In a study published this week in The Proceedings of the National Academy of Sciences, the Scripps Research scientists found that the new compound, which they dubbed RIPGBM, kills glioblastomastem-like cells cultured from patients’ tumors with more than 40 times the potency of the standard GBM drug temozolomide. They found too that RIPGBM is highly selective, sparing other types of brain cells, and that it powerfully suppresses the growth of GBM tumors in a mouse model of the disease.

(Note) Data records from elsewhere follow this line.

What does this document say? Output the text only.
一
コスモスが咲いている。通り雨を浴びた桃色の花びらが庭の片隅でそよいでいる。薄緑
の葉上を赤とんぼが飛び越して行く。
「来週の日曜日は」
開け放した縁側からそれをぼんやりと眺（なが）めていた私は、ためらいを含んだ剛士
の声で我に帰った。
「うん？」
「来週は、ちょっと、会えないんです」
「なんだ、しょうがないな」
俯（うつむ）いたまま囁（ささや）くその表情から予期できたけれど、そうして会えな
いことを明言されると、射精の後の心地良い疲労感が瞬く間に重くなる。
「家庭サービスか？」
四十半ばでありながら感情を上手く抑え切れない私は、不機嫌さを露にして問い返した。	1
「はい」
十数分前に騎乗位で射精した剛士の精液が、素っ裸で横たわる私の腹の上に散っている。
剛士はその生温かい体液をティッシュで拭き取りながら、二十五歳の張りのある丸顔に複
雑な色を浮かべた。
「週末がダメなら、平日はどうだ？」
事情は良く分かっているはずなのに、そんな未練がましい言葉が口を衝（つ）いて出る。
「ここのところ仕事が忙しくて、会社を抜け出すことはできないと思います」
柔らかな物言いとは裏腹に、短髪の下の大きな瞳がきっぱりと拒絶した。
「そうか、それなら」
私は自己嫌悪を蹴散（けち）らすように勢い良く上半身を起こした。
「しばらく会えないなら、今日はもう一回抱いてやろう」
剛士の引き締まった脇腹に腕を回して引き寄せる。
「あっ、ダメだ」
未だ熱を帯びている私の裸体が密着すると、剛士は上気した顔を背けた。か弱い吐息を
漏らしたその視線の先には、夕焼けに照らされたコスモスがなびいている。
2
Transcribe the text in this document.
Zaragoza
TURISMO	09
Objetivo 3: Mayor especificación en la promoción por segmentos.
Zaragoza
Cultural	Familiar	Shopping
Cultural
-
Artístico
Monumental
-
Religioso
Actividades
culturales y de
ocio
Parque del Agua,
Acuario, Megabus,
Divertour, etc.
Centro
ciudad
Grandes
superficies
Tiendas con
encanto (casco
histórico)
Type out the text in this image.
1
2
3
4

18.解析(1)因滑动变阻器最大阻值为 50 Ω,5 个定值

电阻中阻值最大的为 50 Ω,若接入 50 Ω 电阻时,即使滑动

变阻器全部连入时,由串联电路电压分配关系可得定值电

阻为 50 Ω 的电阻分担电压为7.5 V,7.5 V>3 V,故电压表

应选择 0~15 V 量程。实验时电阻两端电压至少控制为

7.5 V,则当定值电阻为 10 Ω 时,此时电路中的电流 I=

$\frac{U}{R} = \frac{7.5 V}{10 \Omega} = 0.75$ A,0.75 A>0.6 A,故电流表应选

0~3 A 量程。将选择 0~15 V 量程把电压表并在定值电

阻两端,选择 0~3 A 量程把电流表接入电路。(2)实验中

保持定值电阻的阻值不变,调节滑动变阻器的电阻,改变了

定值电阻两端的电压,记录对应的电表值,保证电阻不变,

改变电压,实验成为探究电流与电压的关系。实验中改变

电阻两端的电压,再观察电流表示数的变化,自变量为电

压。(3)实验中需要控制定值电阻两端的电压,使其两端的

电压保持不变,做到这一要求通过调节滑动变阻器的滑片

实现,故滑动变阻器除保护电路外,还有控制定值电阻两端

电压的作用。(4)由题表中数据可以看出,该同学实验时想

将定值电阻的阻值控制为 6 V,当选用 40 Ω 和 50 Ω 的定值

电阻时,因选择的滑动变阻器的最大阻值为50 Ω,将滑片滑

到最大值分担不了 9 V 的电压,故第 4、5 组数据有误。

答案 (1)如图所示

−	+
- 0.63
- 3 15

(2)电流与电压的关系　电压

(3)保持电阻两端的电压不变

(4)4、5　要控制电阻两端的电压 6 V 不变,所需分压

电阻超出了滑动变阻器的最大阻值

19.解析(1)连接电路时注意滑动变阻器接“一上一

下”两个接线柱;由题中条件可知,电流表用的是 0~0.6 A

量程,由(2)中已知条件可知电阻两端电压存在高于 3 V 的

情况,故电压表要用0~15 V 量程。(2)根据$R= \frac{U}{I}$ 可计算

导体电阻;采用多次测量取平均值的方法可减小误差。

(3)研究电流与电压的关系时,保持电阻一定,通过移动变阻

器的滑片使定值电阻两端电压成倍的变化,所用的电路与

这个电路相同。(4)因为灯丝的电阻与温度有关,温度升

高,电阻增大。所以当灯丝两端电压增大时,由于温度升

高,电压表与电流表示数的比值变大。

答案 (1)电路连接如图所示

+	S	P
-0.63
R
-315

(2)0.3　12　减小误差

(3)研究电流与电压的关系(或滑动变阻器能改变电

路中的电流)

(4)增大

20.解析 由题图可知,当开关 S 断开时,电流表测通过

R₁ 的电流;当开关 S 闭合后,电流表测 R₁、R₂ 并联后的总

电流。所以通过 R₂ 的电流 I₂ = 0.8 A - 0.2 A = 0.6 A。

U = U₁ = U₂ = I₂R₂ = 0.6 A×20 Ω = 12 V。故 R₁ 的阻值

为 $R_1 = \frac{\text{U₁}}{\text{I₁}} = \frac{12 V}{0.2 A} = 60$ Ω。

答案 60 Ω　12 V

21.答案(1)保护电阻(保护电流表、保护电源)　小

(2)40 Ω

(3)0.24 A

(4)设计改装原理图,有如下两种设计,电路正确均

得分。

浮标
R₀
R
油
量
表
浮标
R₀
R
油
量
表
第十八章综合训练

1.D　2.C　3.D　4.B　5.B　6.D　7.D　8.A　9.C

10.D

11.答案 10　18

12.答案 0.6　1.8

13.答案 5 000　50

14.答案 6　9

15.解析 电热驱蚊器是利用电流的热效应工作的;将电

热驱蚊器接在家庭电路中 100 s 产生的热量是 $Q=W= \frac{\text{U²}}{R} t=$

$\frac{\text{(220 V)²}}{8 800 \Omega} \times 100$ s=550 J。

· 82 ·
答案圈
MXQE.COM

“Our discovery of this compound and the cellular pathways it affects offers a promising new strategy for treating glioblastoma,” says principal investigator Luke Lairson, PhD, an assistant professor of chemistry at Scripps Research.

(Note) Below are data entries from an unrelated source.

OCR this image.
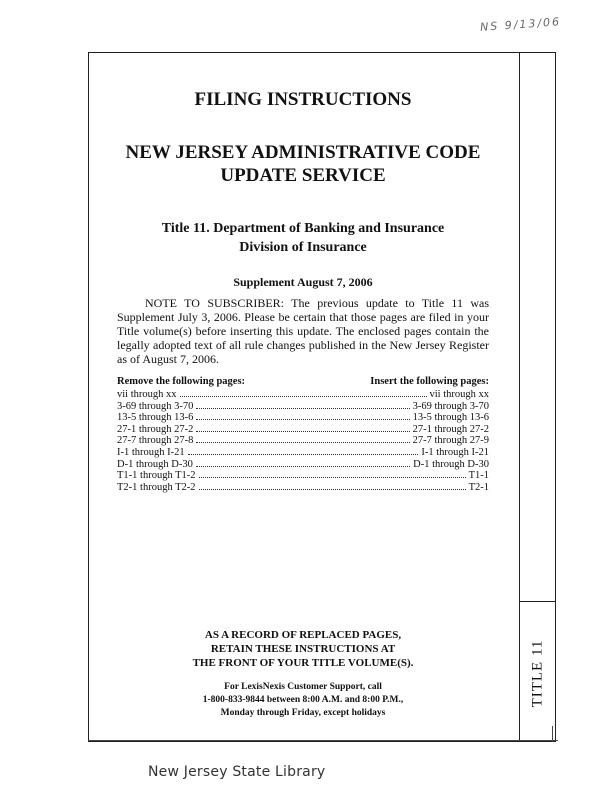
NS 9/13/06
FILING INSTRUCTIONS
NEW JERSEY ADMINISTRATIVE CODE
UPDATE SERVICE
Title 11. Department of Banking and Insurance
Division of Insurance
Supplement August 7, 2006

NOTE TO SUBSCRIBER: The previous update to Title 11 was Supplement July 3, 2006. Please be certain that those pages are filed in your Title volume(s) before inserting this update. The enclosed pages contain the legally adopted text of all rule changes published in the New Jersey Register as of August 7, 2006.

Remove the following pages:	Insert the following pages:
vii through xx	vii through xx
3-69 through 3-70	3-69 through 3-70
13-5 through 13-6	13-5 through 13-6
27-1 through 27-2	27-1 through 27-2
27-7 through 27-8	27-7 through 27-9
I-1 through I-21	I-1 through I-21
D-1 through D-30	D-1 through D-30
T1-1 through T1-2	T1-1
T2-1 through T2-2	T2-1
AS A RECORD OF REPLACED PAGES,
RETAIN THESE INSTRUCTIONS AT
THE FRONT OF YOUR TITLE VOLUME(S).
For LexisNexis Customer Support, call
1-800-833-9844 between 8:00 A.M. and 8:00 P.M.,
Monday through Friday, except holidays
TITLE 11
New Jersey State Library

Glioblastomas are diagnosed in about 10,000 people every year in the U.S., and are generally incurable, with a median survival of about a year from diagnosis. Those who have perished from them include the late U.S. senators John McCain and Edward Kennedy.

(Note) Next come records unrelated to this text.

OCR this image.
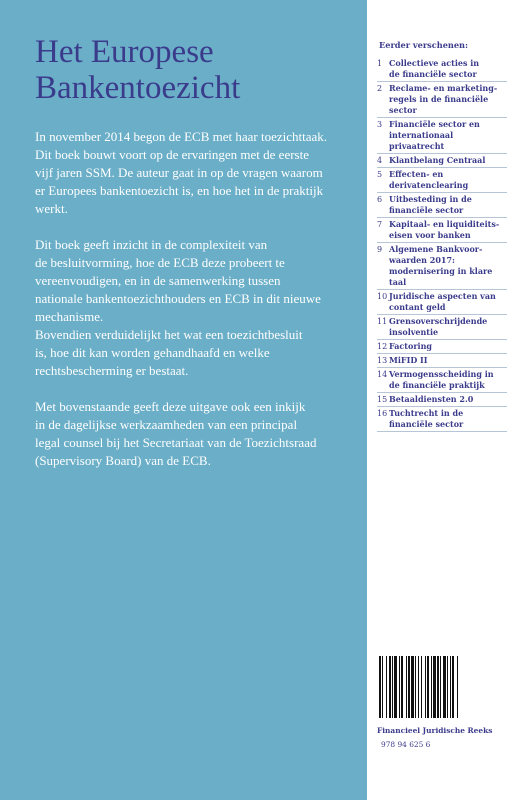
Het Europese
Bankentoezicht

In november 2014 begon de ECB met haar toezichttaak.
Dit boek bouwt voort op de ervaringen met de eerste
vijf jaren SSM. De auteur gaat in op de vragen waarom
er Europees bankentoezicht is, en hoe het in de praktijk
werkt.

Dit boek geeft inzicht in de complexiteit van
de besluitvorming, hoe de ECB deze probeert te
vereenvoudigen, en in de samenwerking tussen
nationale bankentoezichthouders en ECB in dit nieuwe
mechanisme.
Bovendien verduidelijkt het wat een toezichtbesluit
is, hoe dit kan worden gehandhaafd en welke
rechtsbescherming er bestaat.

Met bovenstaande geeft deze uitgave ook een inkijk
in de dagelijkse werkzaamheden van een principal
legal counsel bij het Secretariaat van de Toezichtsraad
(Supervisory Board) van de ECB.

Eerder verschenen:
1 Collectieve acties in
de financiële sector
2 Reclame- en marketing-
regels in de financiële
sector
3 Financiële sector en
internationaal
privaatrecht
4 Klantbelang Centraal
5 Effecten- en
derivatenclearing
6 Uitbesteding in de
financiële sector
7 Kapitaal- en liquiditeits-
eisen voor banken
9 Algemene Bankvoor-
waarden 2017:
modernisering in klare
taal
10 Juridische aspecten van
contant geld
11 Grensoverschrijdende
insolventie
12 Factoring
13 MiFID II
14 Vermogensscheiding in
de financiële praktijk
15 Betaaldiensten 2.0
16 Tuchtrecht in de
financiële sector
Financieel Juridische Reeks
978 94 625 6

Scientists over the past decade have come to see glioblastoma cancer stem cells (GBM CSCs) as the key to this cancer’s virulence. GBM CSCs are relatively resistant to chemotherapy and radiation and tend to migrate from the primary tumor site into adjacent healthy brain tissue. Thus, even after the primary tumor has been removed with surgery and the patient’s brain has been treated with standard chemotherapy and radiation, it is almost certain that at least some of the GBM CSCs that have scattered into the brain will survive and develop into new tumors.
Lairson and colleagues set up an automated large-scale screening test of about a million small-molecule organic compounds, applying them to ordinary brain cells as well as GBM CSCs cultured from glioblastoma patients’ tumors. “These tumor cells derived from patients retain the features that make GBM tumors so aggressive and lethal, including the ability to form GBM-like tumors when injected into mouse brains,” Lairson says.
After several rounds of screening, he and his colleagues found that one compound, RIPGBM, stood out above the rest for its ability to kill GBM CSCs while sparing healthy cell types. They discovered that it works so selectively because it is modified by enzymes or other factors that appear to be uniquely prevalent in GBM CSCs. Within these tumor cells the modified compound, cRIPGBM, triggers a cellular self-destruction process called apoptosis.
The scientists showed that in a standard mouse model of glioblastoma that uses human patient-derived glioblastoma cells, untreated mice developed the usual large brain tumors within five weeks, while RIPGBM-treated mice developed comparatively tiny brain tumors.
Lairson and colleagues plan to develop RIPGBM further and perform more animal tests—and ultimately human clinical trials, if all goes well. “In principle, RIPGBM or a molecule like it could greatly decrease the rate of glioblastoma tumor regrowth, with minimal side effects because it would spare normal brain cells,” Lairson says.